Rated:
PG
Runtime: 1 Hour
and 28 Minutes
Reviewer:
Dale
Grade: A+
It's a great idea for a movie. So great, in fact, that it probably
inspired the book I wrote (I say "inspired", I did not plagiarize
it). The reason I watched it again recently was because it's hilarious
and I wanted to see it again. But also because I have written a book
that is about a man intentionally trying to make the worst film of
all time, and I wanted to make sure that I hadn't subconsciously ripped
it off. Thankfully, the two are nothing alike and my own book is still
publishable (a vast relief seeing as how I have spent over three years
writing and revising the damn thing) and bares only the most passing
resemblance to Mel Brooks' ingenious film. I think I noticed more
subconscious cribbing I had done without meaning to from "Singin'
in the Rain" last time I watched it.
But whatever the reasons for me watching this fine film, I did so.

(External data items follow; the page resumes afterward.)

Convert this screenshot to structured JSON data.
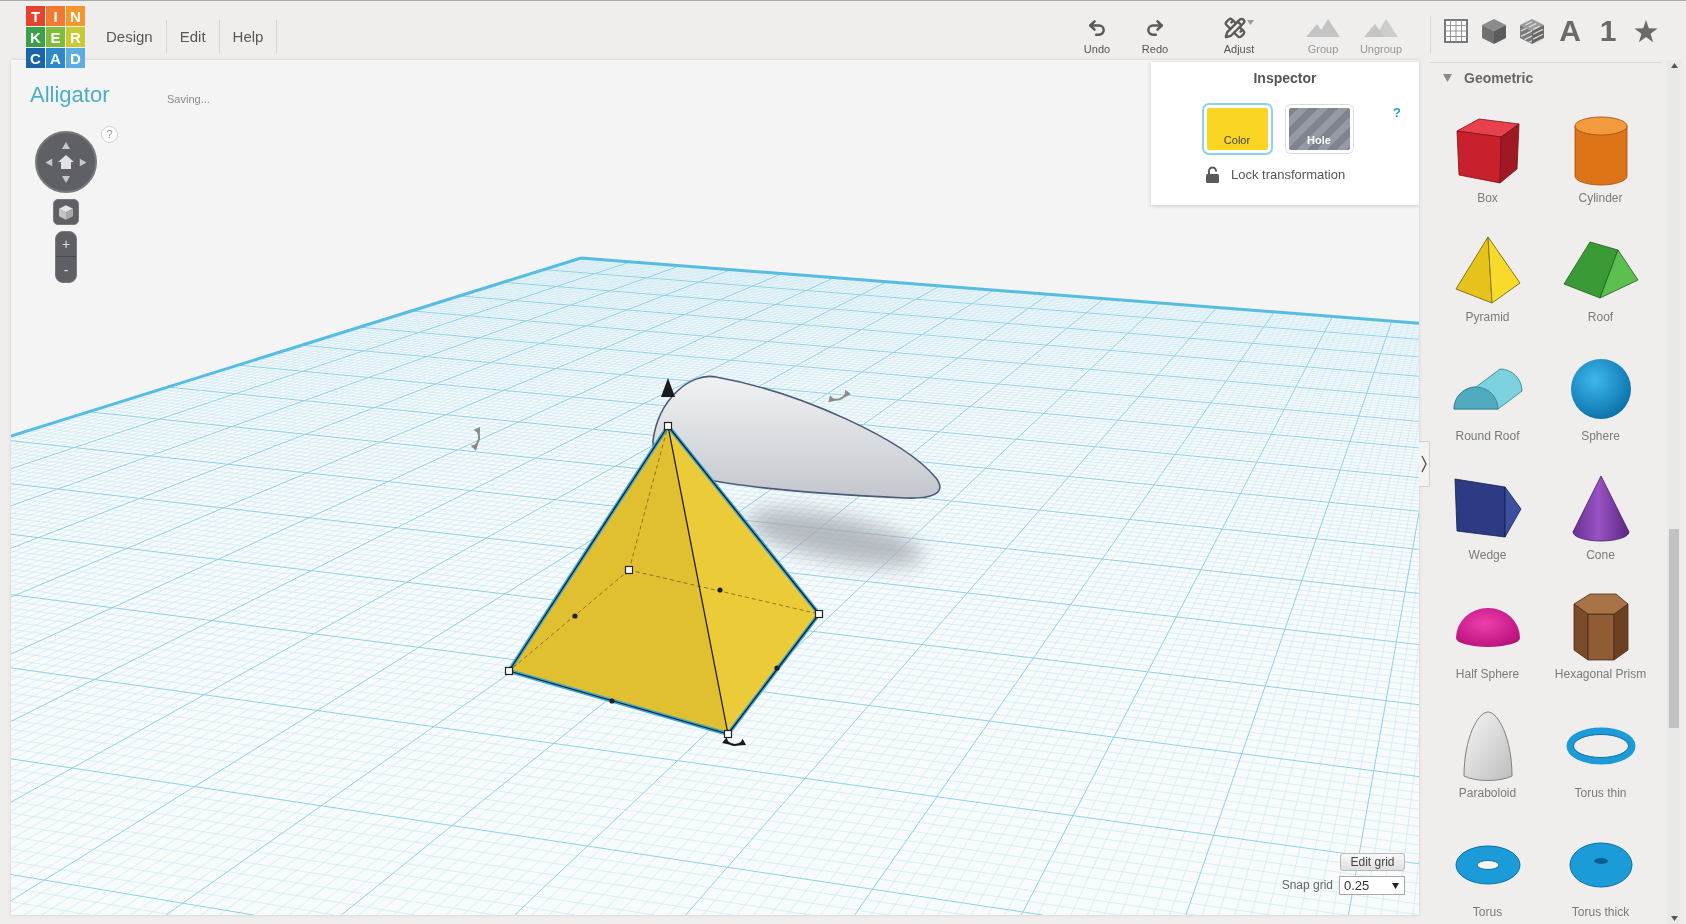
{
  "logo": {
    "letters": [
      {
        "char": "T",
        "color": "#e5432d"
      },
      {
        "char": "I",
        "color": "#f27a30"
      },
      {
        "char": "N",
        "color": "#f4982e"
      },
      {
        "char": "K",
        "color": "#3aa14a"
      },
      {
        "char": "E",
        "color": "#7fbb3c"
      },
      {
        "char": "R",
        "color": "#c7cb33"
      },
      {
        "char": "C",
        "color": "#1a64a9"
      },
      {
        "char": "A",
        "color": "#2d89c8"
      },
      {
        "char": "D",
        "color": "#5dade0"
      }
    ]
  },
  "menu": [
    "Design",
    "Edit",
    "Help"
  ],
  "toolbar": [
    {
      "kind": "undo",
      "label": "Undo",
      "disabled": false,
      "menu": false
    },
    {
      "kind": "redo",
      "label": "Redo",
      "disabled": false,
      "menu": false
    },
    {
      "kind": "adjust",
      "label": "Adjust",
      "disabled": false,
      "menu": true
    },
    {
      "kind": "group",
      "label": "Group",
      "disabled": true,
      "menu": false
    },
    {
      "kind": "ungroup",
      "label": "Ungroup",
      "disabled": true,
      "menu": false
    }
  ],
  "categories": [
    {
      "kind": "grid"
    },
    {
      "kind": "cube"
    },
    {
      "kind": "striped-cube"
    },
    {
      "kind": "letter",
      "label": "A"
    },
    {
      "kind": "letter",
      "label": "1"
    },
    {
      "kind": "star"
    }
  ],
  "workspace": {
    "title": "Alligator",
    "status": "Saving...",
    "view_help": "?",
    "zoom_in": "+",
    "zoom_out": "-"
  },
  "inspector": {
    "title": "Inspector",
    "help": "?",
    "options": [
      {
        "kind": "solid",
        "label": "Color",
        "color": "#fbd523",
        "selected": true
      },
      {
        "kind": "hole",
        "label": "Hole",
        "selected": false
      }
    ],
    "lock": {
      "label": "Lock transformation",
      "locked": false
    }
  },
  "grid_controls": {
    "edit_button": "Edit grid",
    "snap_label": "Snap grid",
    "snap_value": "0.25"
  },
  "sidebar": {
    "section": {
      "title": "Geometric",
      "expanded": true
    },
    "shapes": [
      {
        "kind": "box",
        "label": "Box"
      },
      {
        "kind": "cylinder",
        "label": "Cylinder"
      },
      {
        "kind": "pyramid",
        "label": "Pyramid"
      },
      {
        "kind": "roof",
        "label": "Roof"
      },
      {
        "kind": "round-roof",
        "label": "Round Roof"
      },
      {
        "kind": "sphere",
        "label": "Sphere"
      },
      {
        "kind": "wedge",
        "label": "Wedge"
      },
      {
        "kind": "cone",
        "label": "Cone"
      },
      {
        "kind": "half-sphere",
        "label": "Half Sphere"
      },
      {
        "kind": "hexagonal-prism",
        "label": "Hexagonal Prism"
      },
      {
        "kind": "paraboloid",
        "label": "Paraboloid"
      },
      {
        "kind": "torus-thin",
        "label": "Torus thin"
      },
      {
        "kind": "torus",
        "label": "Torus"
      },
      {
        "kind": "torus-thick",
        "label": "Torus thick"
      }
    ]
  }
}
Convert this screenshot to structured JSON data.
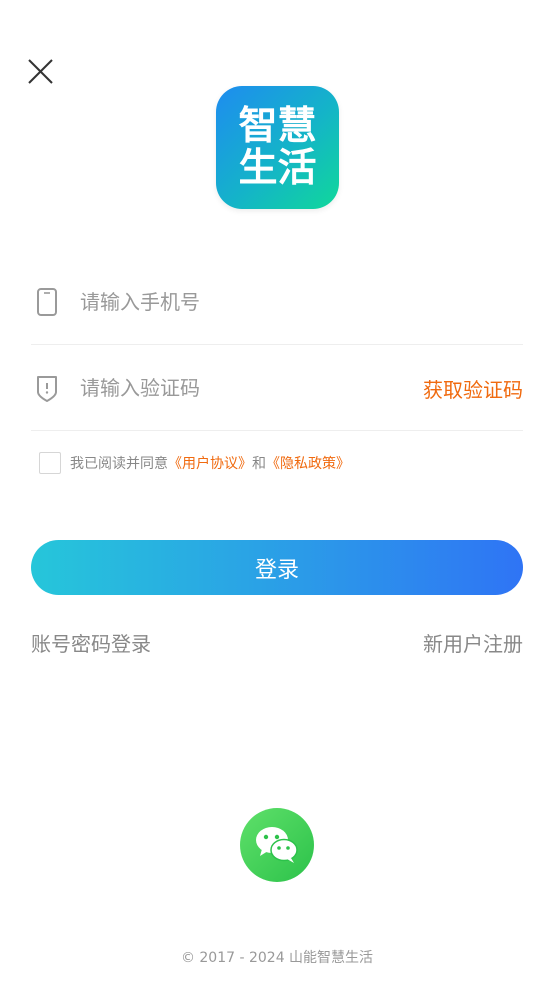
{
  "header": {
    "close_icon": "close-icon",
    "logo_line1": "智慧",
    "logo_line2": "生活"
  },
  "form": {
    "phone": {
      "placeholder": "请输入手机号",
      "value": "",
      "icon": "phone-icon"
    },
    "code": {
      "placeholder": "请输入验证码",
      "value": "",
      "icon": "shield-icon",
      "get_code_label": "获取验证码"
    }
  },
  "agreement": {
    "checked": false,
    "prefix": "我已阅读并同意",
    "user_agreement": "《用户协议》",
    "and": "和",
    "privacy_policy": "《隐私政策》"
  },
  "actions": {
    "login_label": "登录",
    "password_login": "账号密码登录",
    "register": "新用户注册",
    "wechat_icon": "wechat-icon"
  },
  "footer": {
    "copyright": "© 2017 - 2024 山能智慧生活"
  },
  "colors": {
    "accent_orange": "#f06a0f",
    "button_gradient_start": "#26c6da",
    "button_gradient_end": "#2f74f5",
    "wechat_green": "#2cc24a"
  }
}
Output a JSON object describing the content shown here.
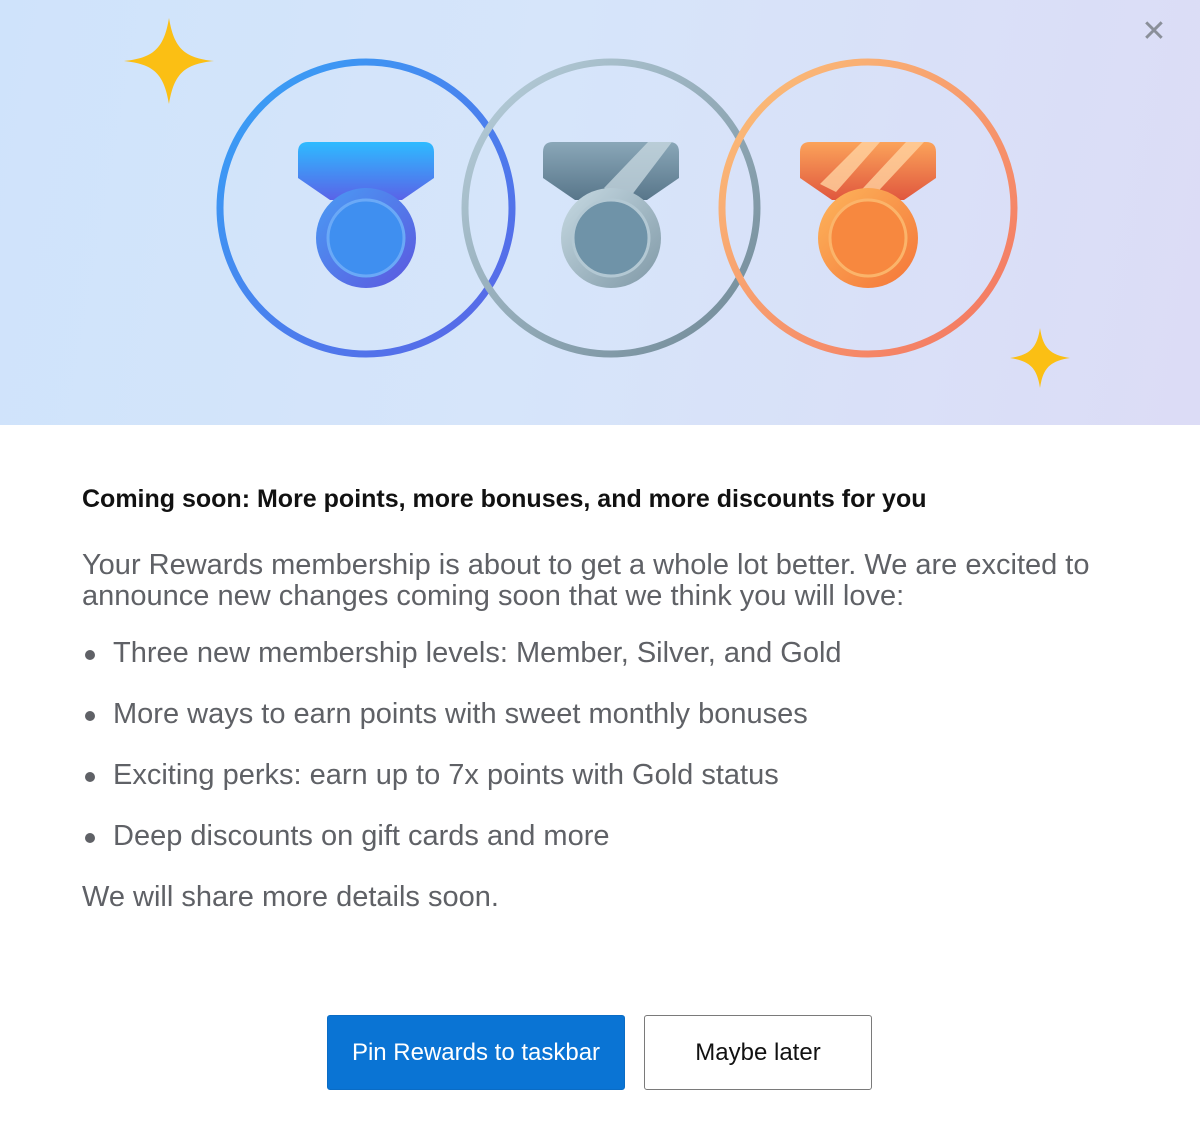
{
  "dialog": {
    "close_glyph": "✕",
    "hero": {
      "icons": [
        "sparkle-icon",
        "member-medal-icon",
        "silver-medal-icon",
        "gold-medal-icon",
        "sparkle-icon"
      ]
    },
    "title": "Coming soon: More points, more bonuses, and more discounts for you",
    "intro": "Your Rewards membership is about to get a whole lot better. We are excited to announce new changes coming soon that we think you will love:",
    "bullets": [
      "Three new membership levels: Member, Silver, and Gold",
      "More ways to earn points with sweet monthly bonuses",
      "Exciting perks: earn up to 7x points with Gold status",
      "Deep discounts on gift cards and more"
    ],
    "outro": "We will share more details soon.",
    "buttons": {
      "primary_label": "Pin Rewards to taskbar",
      "secondary_label": "Maybe later"
    }
  },
  "colors": {
    "primary_button": "#0a74d4",
    "body_text": "#5f6166",
    "title_text": "#111111",
    "sparkle": "#fbbf14",
    "member_ring": "#3b82f6",
    "silver_ring": "#8aa4b4",
    "gold_ring": "#f59f5a"
  }
}
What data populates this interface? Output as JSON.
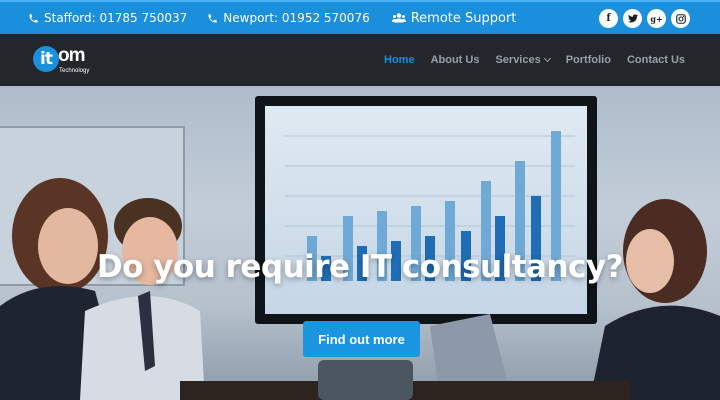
{
  "topbar": {
    "stafford": "Stafford: 01785 750037",
    "newport": "Newport: 01952 570076",
    "support": "Remote Support",
    "social_icons": [
      "facebook-icon",
      "twitter-icon",
      "google-plus-icon",
      "instagram-icon"
    ]
  },
  "logo": {
    "mark": "it",
    "name": "om",
    "tagline": "Technology"
  },
  "nav": {
    "items": [
      {
        "label": "Home",
        "active": true
      },
      {
        "label": "About Us"
      },
      {
        "label": "Services",
        "dropdown": true
      },
      {
        "label": "Portfolio"
      },
      {
        "label": "Contact Us"
      }
    ]
  },
  "hero": {
    "headline": "Do you require IT consultancy?",
    "cta": "Find out more"
  },
  "colors": {
    "accent": "#1a8fdc",
    "nav_bg": "#23262b",
    "nav_text": "#9aa0a8"
  }
}
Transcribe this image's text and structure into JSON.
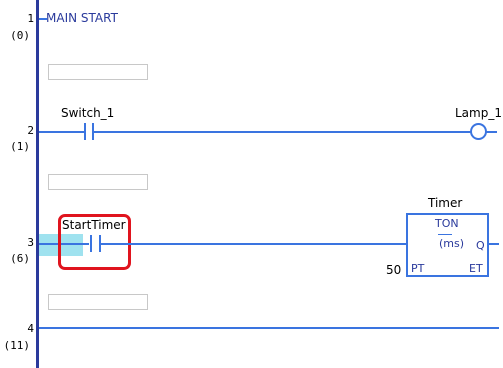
{
  "main_label": "MAIN START",
  "rungs": [
    {
      "num": "1",
      "step": "(0)"
    },
    {
      "num": "2",
      "step": "(1)"
    },
    {
      "num": "3",
      "step": "(6)"
    },
    {
      "num": "4",
      "step": "(11)"
    }
  ],
  "switch_label": "Switch_1",
  "lamp_label": "Lamp_1",
  "starttimer_label": "StartTimer",
  "timer": {
    "instance": "Timer",
    "type": "TON",
    "unit": "(ms)",
    "pt": "PT",
    "q": "Q",
    "et": "ET",
    "preset": "50"
  },
  "colors": {
    "rail": "#2a3a9c",
    "wire": "#3a74e0",
    "highlight": "#e0141e",
    "cursor": "#9fe2ef"
  }
}
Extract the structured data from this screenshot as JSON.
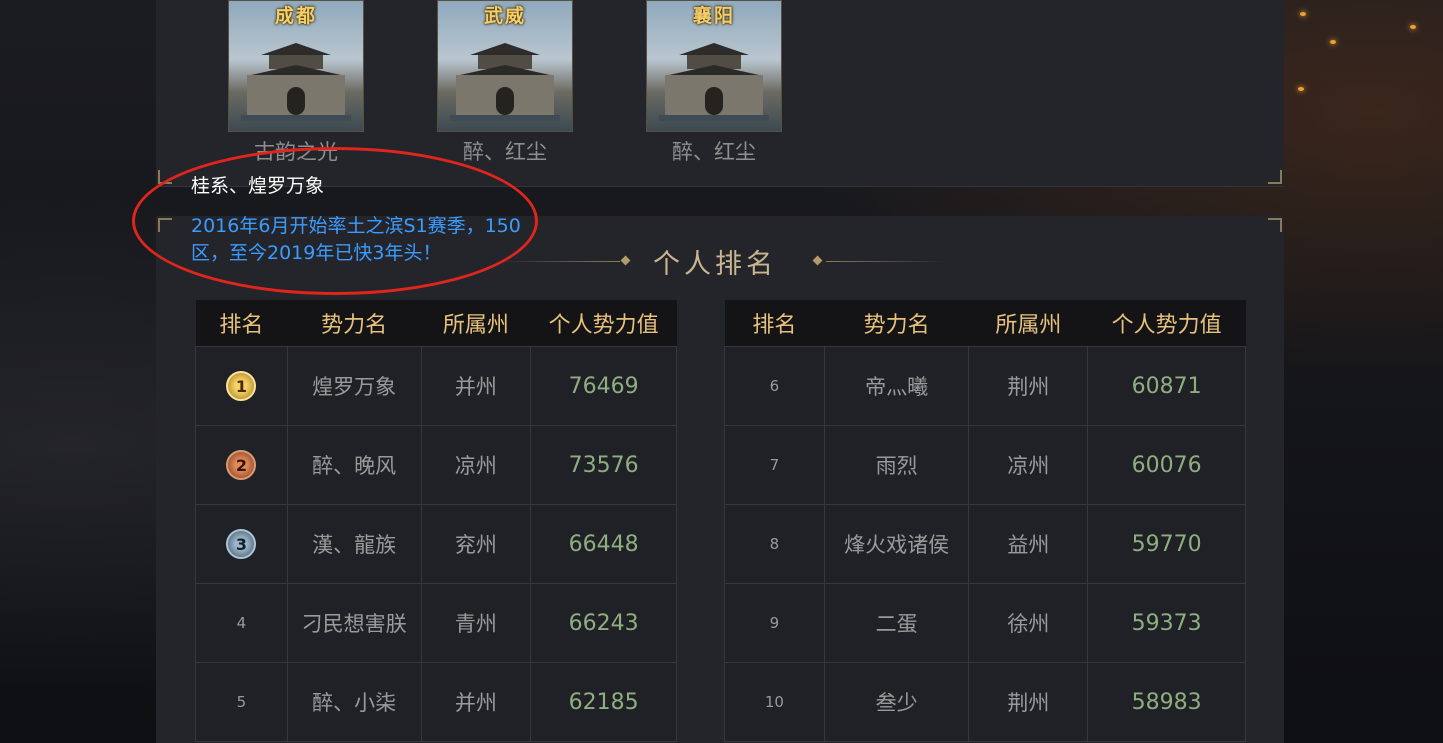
{
  "cities": [
    {
      "name": "成都",
      "owner": "古韵之光"
    },
    {
      "name": "武威",
      "owner": "醉、红尘"
    },
    {
      "name": "襄阳",
      "owner": "醉、红尘"
    }
  ],
  "annotation": {
    "line1": "桂系、煌罗万象",
    "line2": "2016年6月开始率土之滨S1赛季，150区，至今2019年已快3年头！"
  },
  "ranking": {
    "title": "个人排名",
    "headers": [
      "排名",
      "势力名",
      "所属州",
      "个人势力值"
    ],
    "left": [
      {
        "rank": "1",
        "name": "煌罗万象",
        "state": "并州",
        "value": "76469"
      },
      {
        "rank": "2",
        "name": "醉、晚风",
        "state": "凉州",
        "value": "73576"
      },
      {
        "rank": "3",
        "name": "漢、龍族",
        "state": "兖州",
        "value": "66448"
      },
      {
        "rank": "4",
        "name": "刁民想害朕",
        "state": "青州",
        "value": "66243"
      },
      {
        "rank": "5",
        "name": "醉、小柒",
        "state": "并州",
        "value": "62185"
      }
    ],
    "right": [
      {
        "rank": "6",
        "name": "帝灬曦",
        "state": "荆州",
        "value": "60871"
      },
      {
        "rank": "7",
        "name": "雨烈",
        "state": "凉州",
        "value": "60076"
      },
      {
        "rank": "8",
        "name": "烽火戏诸侯",
        "state": "益州",
        "value": "59770"
      },
      {
        "rank": "9",
        "name": "二蛋",
        "state": "徐州",
        "value": "59373"
      },
      {
        "rank": "10",
        "name": "叁少",
        "state": "荆州",
        "value": "58983"
      }
    ]
  }
}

And I have to say that I believe it is Mel Brooks's finest hour. Well,
his finest hour and a half actually. There might be a couple more
laughs in "Young Frankenstein" or "Blazing Saddles",
but I doubt it. I doubt there was anything in those two films (or
anything else in Brooks' ouevre, including the oft-overlooked and
very hilarious "Twelve Chairs") that compares with the side-splitting
spectacle of "Springtime For Hitler". But I shall get to
that soon enough.
"The Producers" is the story of two of life's losers. One
is Max Bialystock (Zero Mostel). Max was once one of the biggest producers
on Broadway. Now, however, his shows are most apt to close the same
night that they open. He lives in impoverished squalor and has to
seduce rich, little old ladies in order to raise money to produce
his plays ("Did you bring checky?" he asks one rich, old
bird midway through seduction, "Can't produce plays without Checky.")
One day, this loser meets another loser: Leo Bloom (Gene Wilder, comic
god). To call Leo a shy man would be an immense understatement. He
is almost cripplingly bashful and paranoid. (The moment in which he
thinks Max is going to jump on him and kill him is one of the funniest
moments of any film ever.) He is an accountant who has come to review
Max's pitiful books and make sure they are in order. It is while doing
this that he makes the offhanded remark that "conceivably, one
could make more money with a flop than a hit". This sets the
wheels of Bialystock's imagination into motion. Soon he is bullying
Leo into assisting him in raising two million dollars for the worst
show in Broadway history, which will only cost a hundred thousand.
No one ever asks for returns on their investment when a show flops,
you see, so they will never have to pay anyone back. They can take
the money and go to "Rio, Rio by the sea-o!" They pick the
worst play known to man: "Springtime For Hitler: A gay romp with
Adolph and Eva" and hire a director who is more than a little
effette and has a prediliction toward musical comedy. Then they hire
a dense hippie as their Adolph. It's an inspired plan. It can't help
but work.
Except that it doesn't. And the consequences are hilarious.
Zero Mostel and Gene Wilder are a brilliant comic team here. Zero
is a bully and Gene is a mouse: a hysterical combination that is funnier
than it has any right to be. But also worthy of note in the cast are
Dick Shawn and Kenneth Mars. Dick Shawn is the hippie moron hired
to play Hitler in the production and his mixture of Hitler dialogue
with hippie slang is more than worthy of the price of this film's
rental ( "Where's Goebbels, man? I need my Little Joe!").
And Kenneth Mars (you may remember him as the constable with a wooden
arm in "Young Frankenstein") is inspired as a Nazi refugee
playwright whose only friends are pigeons and who has a burning desire
to make people see the Hitler he loved. His descriptions of Hitler
versus Churchill are comedic brilliance. ("Hitler was better
looking than Churchill! He told funnier jokes!") And the moment
when you see a group of high-kicking, goose-stepping Nazis perform
the musical number "Springtime For Hitler" while the audience
looks on with their jaws literally agape is sheer genius. Based solely
on this evidence, I would have to rank Brooks among the greatest of
all comedy directors.
Roger Ebert once called this his favorite of all comedies and while
I wouldn't go quite that far, I would have to admit that it is one
of them. Brooks had not yet surrendered to his impulse toward fart
humor (he hadn't on "Young Frank" either) or excess. Though
there is enough excess here in the correct proportions and it works
marvelously. He gets pristine performances out of all his actors and,
in case you haven't noticed, the dialogue is so great it should be
bronzed. The timing is perfect. The ending is perfect.
This is as close to perfection as Brooks ever got. "Young Frankenstein"
is on equal footing with it. But I'm sure you have already seen that
one. If you haven't seen "The Producers", however, you are
missing something incredible. You are in for a helluva treat.